In short, precisely the political elements which prompted Europe's financial crisis also provided the glue which held the currency together. The euro resembles a coin with two identical sides, a currency doomed to prevail regardless of how one tosses it: Heads I lose, tails you win.
Given all this, does it mean that the possibility of the euro's demise is now completely discounted? The short-term omens are good. Ireland has already exited its bailout programme. Spain no longer needs cash. Speculators worldwide continue to be deterred by the warning from European Central Bank presidentMario Draghi to do "whatever it takes to preserve the euro". And German Chancellor Angela Merkel, only recently re-elected, continues to believe that "if the euro collapses, Europe collapses", so she will pay for any mishap.
Long-term prospects
STILL, the euro's long-term future remains murky, for Europe is sitting on a ticking economic and social time bomb which can explode at any moment.
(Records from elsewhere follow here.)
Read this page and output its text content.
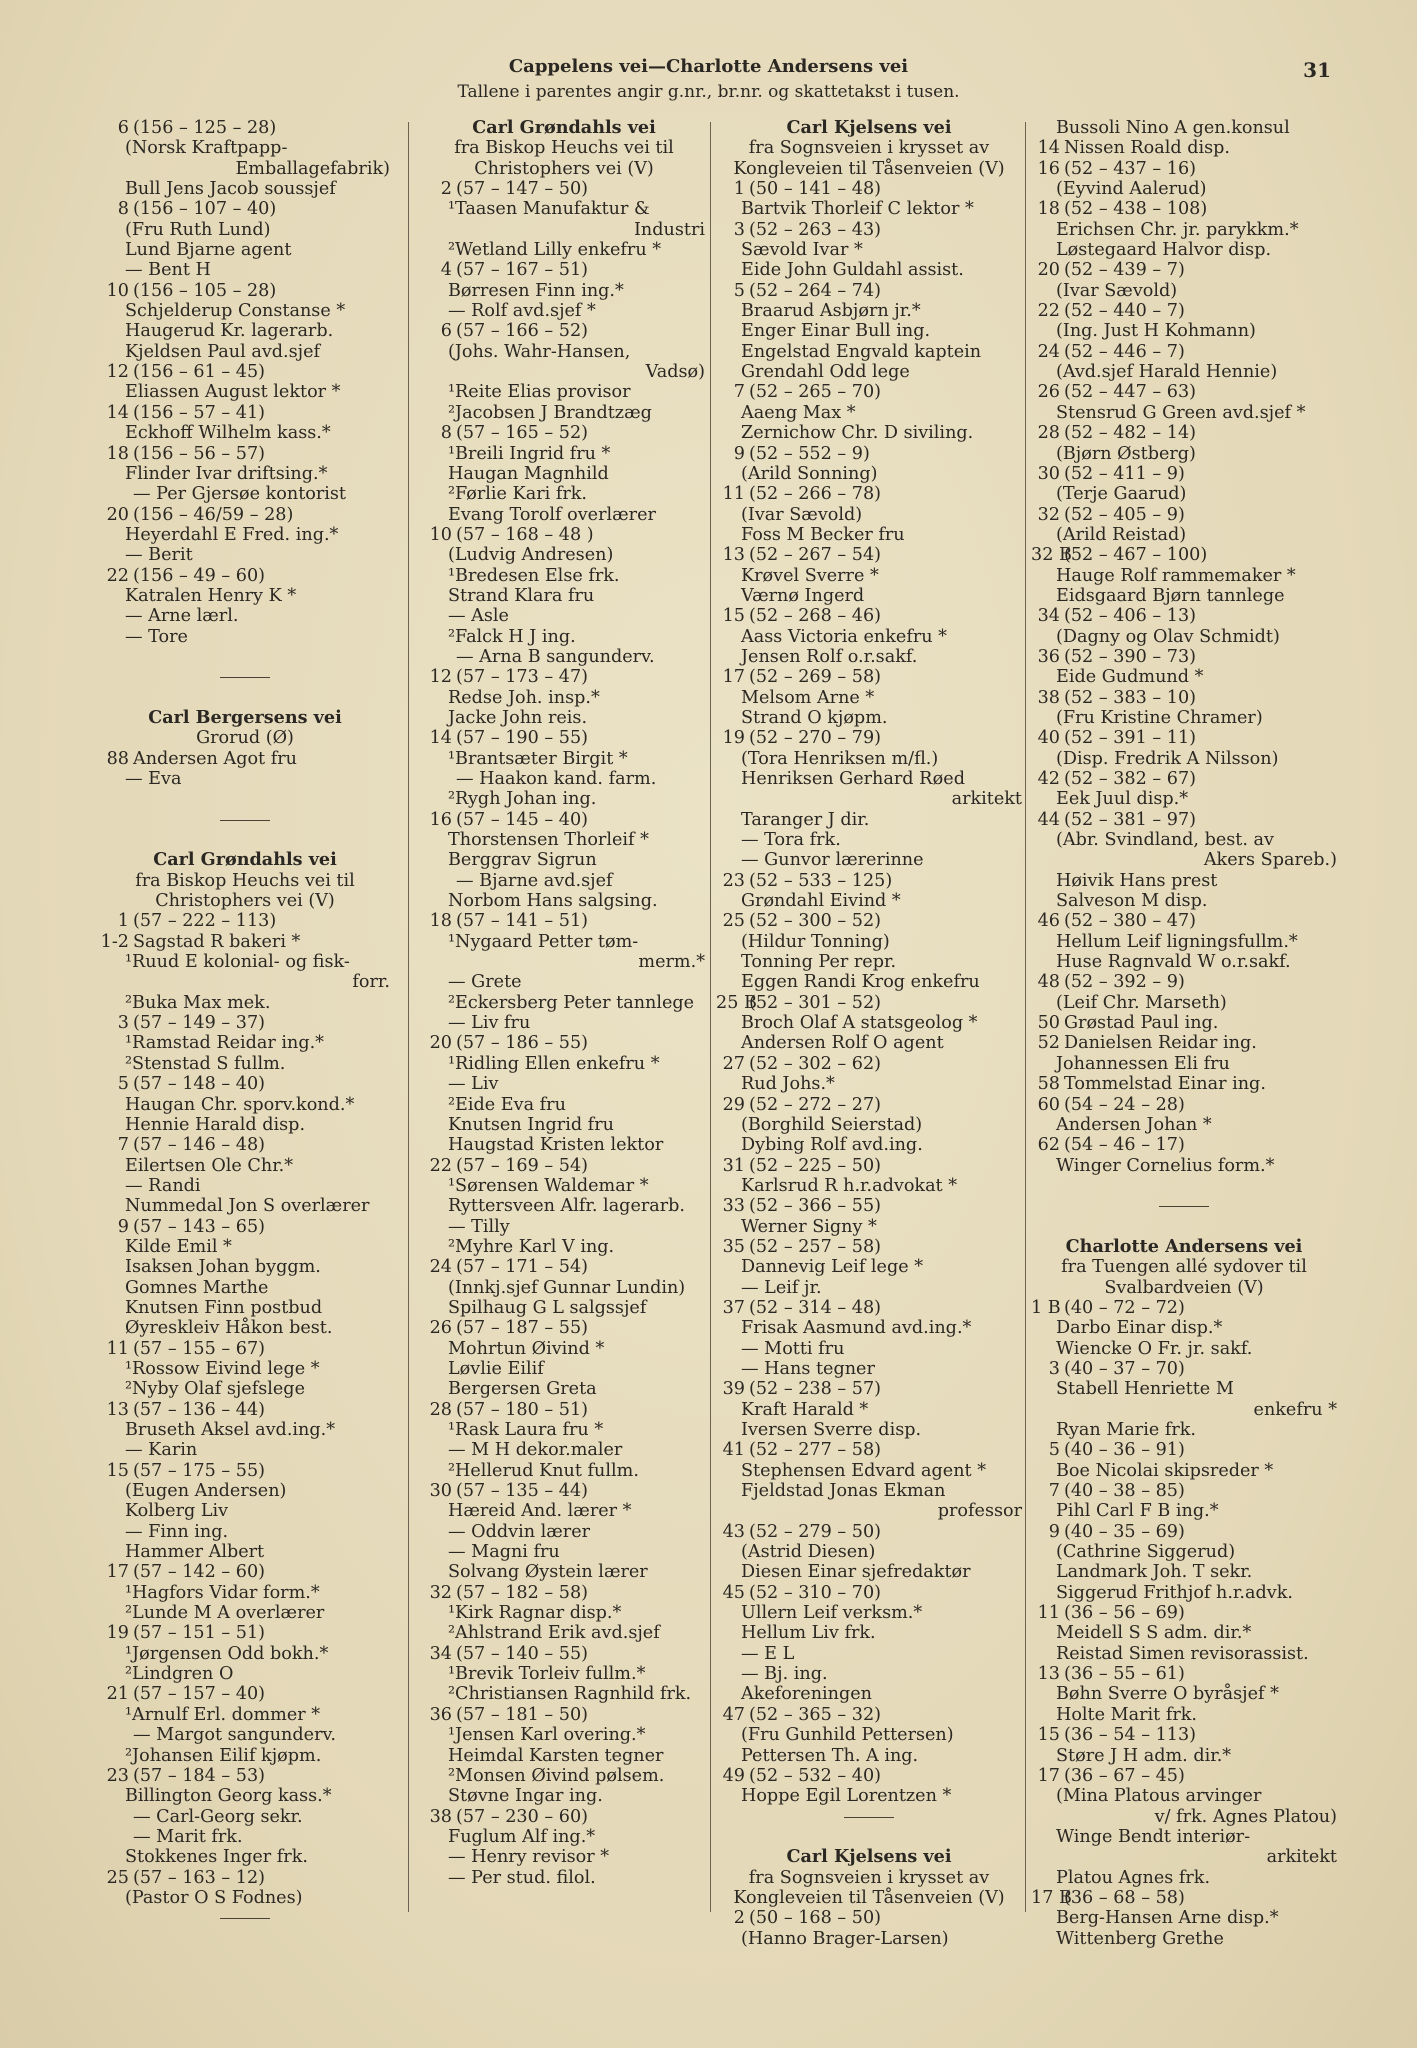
Cappelens vei—Charlotte Andersens vei
Tallene i parentes angir g.nr., br.nr. og skattetakst i tusen.
31
6 (156 – 125 – 28)
(Norsk Kraftpapp-
Emballagefabrik)
Bull Jens Jacob soussjef
8 (156 – 107 – 40)
(Fru Ruth Lund)
Lund Bjarne agent
— Bent H
10 (156 – 105 – 28)
Schjelderup Constanse *
Haugerud Kr. lagerarb.
Kjeldsen Paul avd.sjef
12 (156 – 61 – 45)
Eliassen August lektor *
14 (156 – 57 – 41)
Eckhoff Wilhelm kass.*
18 (156 – 56 – 57)
Flinder Ivar driftsing.*
— Per Gjersøe kontorist
20 (156 – 46/59 – 28)
Heyerdahl E Fred. ing.*
— Berit
22 (156 – 49 – 60)
Katralen Henry K *
— Arne lærl.
— Tore
Carl Bergersens vei
Grorud (Ø)
88 Andersen Agot fru
— Eva
Carl Grøndahls vei
fra Biskop Heuchs vei til
Christophers vei (V)
1 (57 – 222 – 113)
1-2 Sagstad R bakeri *
¹Ruud E kolonial- og fisk-
forr.
²Buka Max mek.
3 (57 – 149 – 37)
¹Ramstad Reidar ing.*
²Stenstad S fullm.
5 (57 – 148 – 40)
Haugan Chr. sporv.kond.*
Hennie Harald disp.
7 (57 – 146 – 48)
Eilertsen Ole Chr.*
— Randi
Nummedal Jon S overlærer
9 (57 – 143 – 65)
Kilde Emil *
Isaksen Johan byggm.
Gomnes Marthe
Knutsen Finn postbud
Øyreskleiv Håkon best.
11 (57 – 155 – 67)
¹Rossow Eivind lege *
²Nyby Olaf sjefslege
13 (57 – 136 – 44)
Bruseth Aksel avd.ing.*
— Karin
15 (57 – 175 – 55)
(Eugen Andersen)
Kolberg Liv
— Finn ing.
Hammer Albert
17 (57 – 142 – 60)
¹Hagfors Vidar form.*
²Lunde M A overlærer
19 (57 – 151 – 51)
¹Jørgensen Odd bokh.*
²Lindgren O
21 (57 – 157 – 40)
¹Arnulf Erl. dommer *
— Margot sangunderv.
²Johansen Eilif kjøpm.
23 (57 – 184 – 53)
Billington Georg kass.*
— Carl-Georg sekr.
— Marit frk.
Stokkenes Inger frk.
25 (57 – 163 – 12)
(Pastor O S Fodnes)
Carl Grøndahls vei
fra Biskop Heuchs vei til
Christophers vei (V)
2 (57 – 147 – 50)
¹Taasen Manufaktur &
Industri
²Wetland Lilly enkefru *
4 (57 – 167 – 51)
Børresen Finn ing.*
— Rolf avd.sjef *
6 (57 – 166 – 52)
(Johs. Wahr-Hansen,
Vadsø)
¹Reite Elias provisor
²Jacobsen J Brandtzæg
8 (57 – 165 – 52)
¹Breili Ingrid fru *
Haugan Magnhild
²Førlie Kari frk.
Evang Torolf overlærer
10 (57 – 168 – 48 )
(Ludvig Andresen)
¹Bredesen Else frk.
Strand Klara fru
— Asle
²Falck H J ing.
— Arna B sangunderv.
12 (57 – 173 – 47)
Redse Joh. insp.*
Jacke John reis.
14 (57 – 190 – 55)
¹Brantsæter Birgit *
— Haakon kand. farm.
²Rygh Johan ing.
16 (57 – 145 – 40)
Thorstensen Thorleif *
Berggrav Sigrun
— Bjarne avd.sjef
Norbom Hans salgsing.
18 (57 – 141 – 51)
¹Nygaard Petter tøm-
merm.*
— Grete
²Eckersberg Peter tannlege
— Liv fru
20 (57 – 186 – 55)
¹Ridling Ellen enkefru *
— Liv
²Eide Eva fru
Knutsen Ingrid fru
Haugstad Kristen lektor
22 (57 – 169 – 54)
¹Sørensen Waldemar *
Ryttersveen Alfr. lagerarb.
— Tilly
²Myhre Karl V ing.
24 (57 – 171 – 54)
(Innkj.sjef Gunnar Lundin)
Spilhaug G L salgssjef
26 (57 – 187 – 55)
Mohrtun Øivind *
Løvlie Eilif
Bergersen Greta
28 (57 – 180 – 51)
¹Rask Laura fru *
— M H dekor.maler
²Hellerud Knut fullm.
30 (57 – 135 – 44)
Hæreid And. lærer *
— Oddvin lærer
— Magni fru
Solvang Øystein lærer
32 (57 – 182 – 58)
¹Kirk Ragnar disp.*
²Ahlstrand Erik avd.sjef
34 (57 – 140 – 55)
¹Brevik Torleiv fullm.*
²Christiansen Ragnhild frk.
36 (57 – 181 – 50)
¹Jensen Karl overing.*
Heimdal Karsten tegner
²Monsen Øivind pølsem.
Støvne Ingar ing.
38 (57 – 230 – 60)
Fuglum Alf ing.*
— Henry revisor *
— Per stud. filol.
Carl Kjelsens vei
fra Sognsveien i krysset av
Kongleveien til Tåsenveien (V)
1 (50 – 141 – 48)
Bartvik Thorleif C lektor *
3 (52 – 263 – 43)
Sævold Ivar *
Eide John Guldahl assist.
5 (52 – 264 – 74)
Braarud Asbjørn jr.*
Enger Einar Bull ing.
Engelstad Engvald kaptein
Grendahl Odd lege
7 (52 – 265 – 70)
Aaeng Max *
Zernichow Chr. D siviling.
9 (52 – 552 – 9)
(Arild Sonning)
11 (52 – 266 – 78)
(Ivar Sævold)
Foss M Becker fru
13 (52 – 267 – 54)
Krøvel Sverre *
Værnø Ingerd
15 (52 – 268 – 46)
Aass Victoria enkefru *
Jensen Rolf o.r.sakf.
17 (52 – 269 – 58)
Melsom Arne *
Strand O kjøpm.
19 (52 – 270 – 79)
(Tora Henriksen m/fl.)
Henriksen Gerhard Røed
arkitekt
Taranger J dir.
— Tora frk.
— Gunvor lærerinne
23 (52 – 533 – 125)
Grøndahl Eivind *
25 (52 – 300 – 52)
(Hildur Tonning)
Tonning Per repr.
Eggen Randi Krog enkefru
25 B(52 – 301 – 52)
Broch Olaf A statsgeolog *
Andersen Rolf O agent
27 (52 – 302 – 62)
Rud Johs.*
29 (52 – 272 – 27)
(Borghild Seierstad)
Dybing Rolf avd.ing.
31 (52 – 225 – 50)
Karlsrud R h.r.advokat *
33 (52 – 366 – 55)
Werner Signy *
35 (52 – 257 – 58)
Dannevig Leif lege *
— Leif jr.
37 (52 – 314 – 48)
Frisak Aasmund avd.ing.*
— Motti fru
— Hans tegner
39 (52 – 238 – 57)
Kraft Harald *
Iversen Sverre disp.
41 (52 – 277 – 58)
Stephensen Edvard agent *
Fjeldstad Jonas Ekman
professor
43 (52 – 279 – 50)
(Astrid Diesen)
Diesen Einar sjefredaktør
45 (52 – 310 – 70)
Ullern Leif verksm.*
Hellum Liv frk.
— E L
— Bj. ing.
Akeforeningen
47 (52 – 365 – 32)
(Fru Gunhild Pettersen)
Pettersen Th. A ing.
49 (52 – 532 – 40)
Hoppe Egil Lorentzen *
Carl Kjelsens vei
fra Sognsveien i krysset av
Kongleveien til Tåsenveien (V)
2 (50 – 168 – 50)
(Hanno Brager-Larsen)
Bussoli Nino A gen.konsul
14 Nissen Roald disp.
16 (52 – 437 – 16)
(Eyvind Aalerud)
18 (52 – 438 – 108)
Erichsen Chr. jr. parykkm.*
Løstegaard Halvor disp.
20 (52 – 439 – 7)
(Ivar Sævold)
22 (52 – 440 – 7)
(Ing. Just H Kohmann)
24 (52 – 446 – 7)
(Avd.sjef Harald Hennie)
26 (52 – 447 – 63)
Stensrud G Green avd.sjef *
28 (52 – 482 – 14)
(Bjørn Østberg)
30 (52 – 411 – 9)
(Terje Gaarud)
32 (52 – 405 – 9)
(Arild Reistad)
32 B(52 – 467 – 100)
Hauge Rolf rammemaker *
Eidsgaard Bjørn tannlege
34 (52 – 406 – 13)
(Dagny og Olav Schmidt)
36 (52 – 390 – 73)
Eide Gudmund *
38 (52 – 383 – 10)
(Fru Kristine Chramer)
40 (52 – 391 – 11)
(Disp. Fredrik A Nilsson)
42 (52 – 382 – 67)
Eek Juul disp.*
44 (52 – 381 – 97)
(Abr. Svindland, best. av
Akers Spareb.)
Høivik Hans prest
Salveson M disp.
46 (52 – 380 – 47)
Hellum Leif ligningsfullm.*
Huse Ragnvald W o.r.sakf.
48 (52 – 392 – 9)
(Leif Chr. Marseth)
50 Grøstad Paul ing.
52 Danielsen Reidar ing.
Johannessen Eli fru
58 Tommelstad Einar ing.
60 (54 – 24 – 28)
Andersen Johan *
62 (54 – 46 – 17)
Winger Cornelius form.*
Charlotte Andersens vei
fra Tuengen allé sydover til
Svalbardveien (V)
1 B (40 – 72 – 72)
Darbo Einar disp.*
Wiencke O Fr. jr. sakf.
3 (40 – 37 – 70)
Stabell Henriette M
enkefru *
Ryan Marie frk.
5 (40 – 36 – 91)
Boe Nicolai skipsreder *
7 (40 – 38 – 85)
Pihl Carl F B ing.*
9 (40 – 35 – 69)
(Cathrine Siggerud)
Landmark Joh. T sekr.
Siggerud Frithjof h.r.advk.
11 (36 – 56 – 69)
Meidell S S adm. dir.*
Reistad Simen revisorassist.
13 (36 – 55 – 61)
Bøhn Sverre O byråsjef *
Holte Marit frk.
15 (36 – 54 – 113)
Støre J H adm. dir.*
17 (36 – 67 – 45)
(Mina Platous arvinger
v/ frk. Agnes Platou)
Winge Bendt interiør-
arkitekt
Platou Agnes frk.
17 B(36 – 68 – 58)
Berg-Hansen Arne disp.*
Wittenberg Grethe
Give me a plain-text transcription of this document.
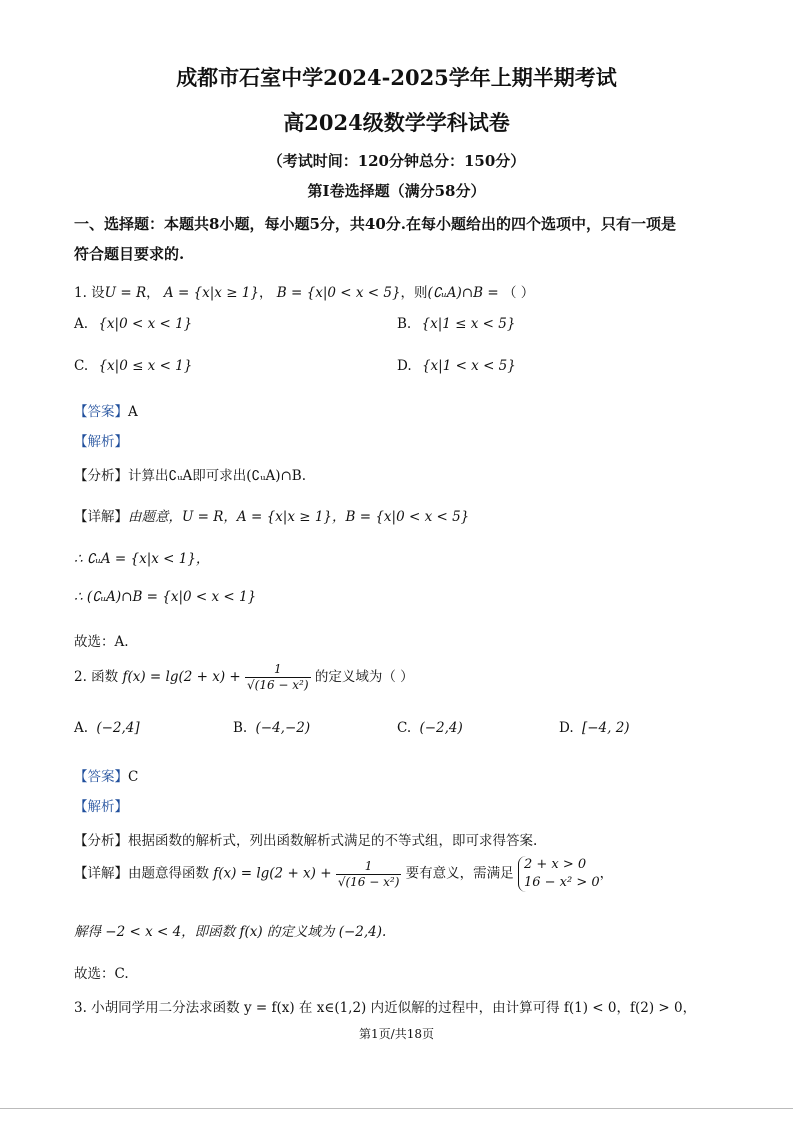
成都市石室中学2024-2025学年上期半期考试
高2024级数学学科试卷
（考试时间：120分钟总分：150分）
第I卷选择题（满分58分）
一、选择题：本题共8小题，每小题5分，共40分.在每小题给出的四个选项中，只有一项是
符合题目要求的.
1. 设U = R， A = {x|x ≥ 1}， B = {x|0 < x < 5}，则(∁ᵤA)∩B = （ ）
A. {x|0 < x < 1}	B. {x|1 ≤ x < 5}
C. {x|0 ≤ x < 1}	D. {x|1 < x < 5}
【答案】A
【解析】
【分析】计算出∁ᵤA即可求出(∁ᵤA)∩B.
【详解】由题意，U = R，A = {x|x ≥ 1}，B = {x|0 < x < 5}
∴ ∁ᵤA = {x|x < 1}，
∴ (∁ᵤA)∩B = {x|0 < x < 1}
故选：A.
2. 函数 $f(x) = \lg(2 + x) + \frac{1}{\text{√(16 − x²)}}$ 的定义域为（ ）
A. (−2,4]	B. (−4,−2)	C. (−2,4)	D. [−4, 2)
【答案】C
【解析】
【分析】根据函数的解析式，列出函数解析式满足的不等式组，即可求得答案.
【详解】由题意得函数 $f(x) = \lg(2 + x) + \frac{1}{\text{√(16 − x²)}}$ 要有意义，需满足
2 + x > 0
16 − x² > 0
，
解得 −2 < x < 4，即函数 f(x) 的定义域为 (−2,4).
故选：C.
3. 小胡同学用二分法求函数 y = f(x) 在 x∈(1,2) 内近似解的过程中，由计算可得 f(1) < 0，f(2) > 0，
第1页/共18页
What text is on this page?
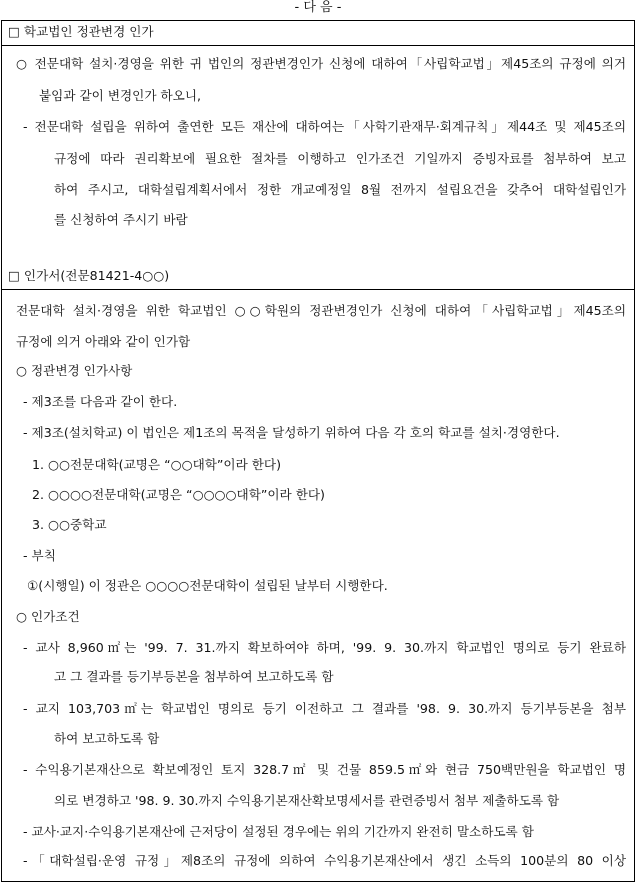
- 다 음 -
□ 학교법인 정관변경 인가
○ 전문대학 설치·경영을 위한 귀 법인의 정관변경인가 신청에 대하여「사립학교법」제45조의 규정에 의거
붙임과 같이 변경인가 하오니,
- 전문대학 설립을 위하여 출연한 모든 재산에 대하여는「사학기관재무·회계규칙」제44조 및 제45조의
규정에 따라 권리확보에 필요한 절차를 이행하고 인가조건 기일까지 증빙자료를 첨부하여 보고
하여 주시고, 대학설립계획서에서 정한 개교예정일 8월 전까지 설립요건을 갖추어 대학설립인가
를 신청하여 주시기 바람
□ 인가서(전문81421-4○○)
전문대학 설치·경영을 위한 학교법인 ○○학원의 정관변경인가 신청에 대하여「사립학교법」제45조의
규정에 의거 아래와 같이 인가함
○ 정관변경 인가사항
- 제3조를 다음과 같이 한다.
- 제3조(설치학교) 이 법인은 제1조의 목적을 달성하기 위하여 다음 각 호의 학교를 설치·경영한다.
1. ○○전문대학(교명은 “○○대학”이라 한다)
2. ○○○○전문대학(교명은 “○○○○대학”이라 한다)
3. ○○중학교
- 부칙
①(시행일) 이 정관은 ○○○○전문대학이 설립된 날부터 시행한다.
○ 인가조건
- 교사 8,960㎡는 '99. 7. 31.까지 확보하여야 하며, '99. 9. 30.까지 학교법인 명의로 등기 완료하
고 그 결과를 등기부등본을 첨부하여 보고하도록 함
- 교지 103,703㎡는 학교법인 명의로 등기 이전하고 그 결과를 '98. 9. 30.까지 등기부등본을 첨부
하여 보고하도록 함
- 수익용기본재산으로 확보예정인 토지 328.7㎡ 및 건물 859.5㎡와 현금 750백만원을 학교법인 명
의로 변경하고 '98. 9. 30.까지 수익용기본재산확보명세서를 관련증빙서 첨부 제출하도록 함
- 교사·교지·수익용기본재산에 근저당이 설정된 경우에는 위의 기간까지 완전히 말소하도록 함
-「대학설립·운영 규정」제8조의 규정에 의하여 수익용기본재산에서 생긴 소득의 100분의 80 이상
The EU's current approach - cutting deficits to lower debt and enacting "structural reforms" to generate growth - has not done much to either cut debt or change Europe's economic structure.
According to a recently published paper from US economists Kenneth Rogoff and Carmen Reinhart, Europe's "debt overhang" can be resolved only by either "restructuring", a polite term which means that those who lent EU governments the cash will not get back all their money, inflation which reduces the overall value of the debt, or what the authors term "financial repression", namely forcing banks to provide cheap cash to the economy.
Encouraging inflation is out of the question since the Germans won't hear of it. Forcing banks to cough up cash is not realistic either until there is a debt relief for households that owe huge amounts to the same banks. So, the only viable solution is the further restructuring of debts, something which European governments have sworn they will not consider. Either way, the dangerous work of straightening Europe's finances has barely begun; much more pain is in the offing, at least until the end of the decade.
Identity crisis
BUT the far bigger problem is that what began as a financial and banking crisis has now turned into a crisis of European identity, for the euro, which was meant to bring Europe closer together, is tearing the continent apart. Northern Europe is doing well; Germany is bristling with optimism. But southern Europe is a disaster area, where half of those aged under 25 have never earned a salary in their lives and countries turn into ghoulish theme parks. In the Portuguese city of Porto, an architectural jewel and the capital of the region producing the port sweet red wine, the chief attraction now is the "austerity tours" which take visitors around the city's 70,000 derelict houses.
Those who still find Europe an object of desire are either Ukrainians demanding to be let in or African illegal migrants who risk their lives crossing the Mediterranean Sea; in Europe itself, a record 60 per cent of respondents no longer trust the EU to handle any of their aspirations.
The euro won't die because Europe's economics are wrong; it will only when its politics go awry. That has not happened yet but it may happen this year, when elections for the EU Parliament could result in a rise of anti-European parties and a continent-wide backlash against austerity.
Which is one reason why many of those pundits who predicted the currency's demise are still not ready to admit they were wrong.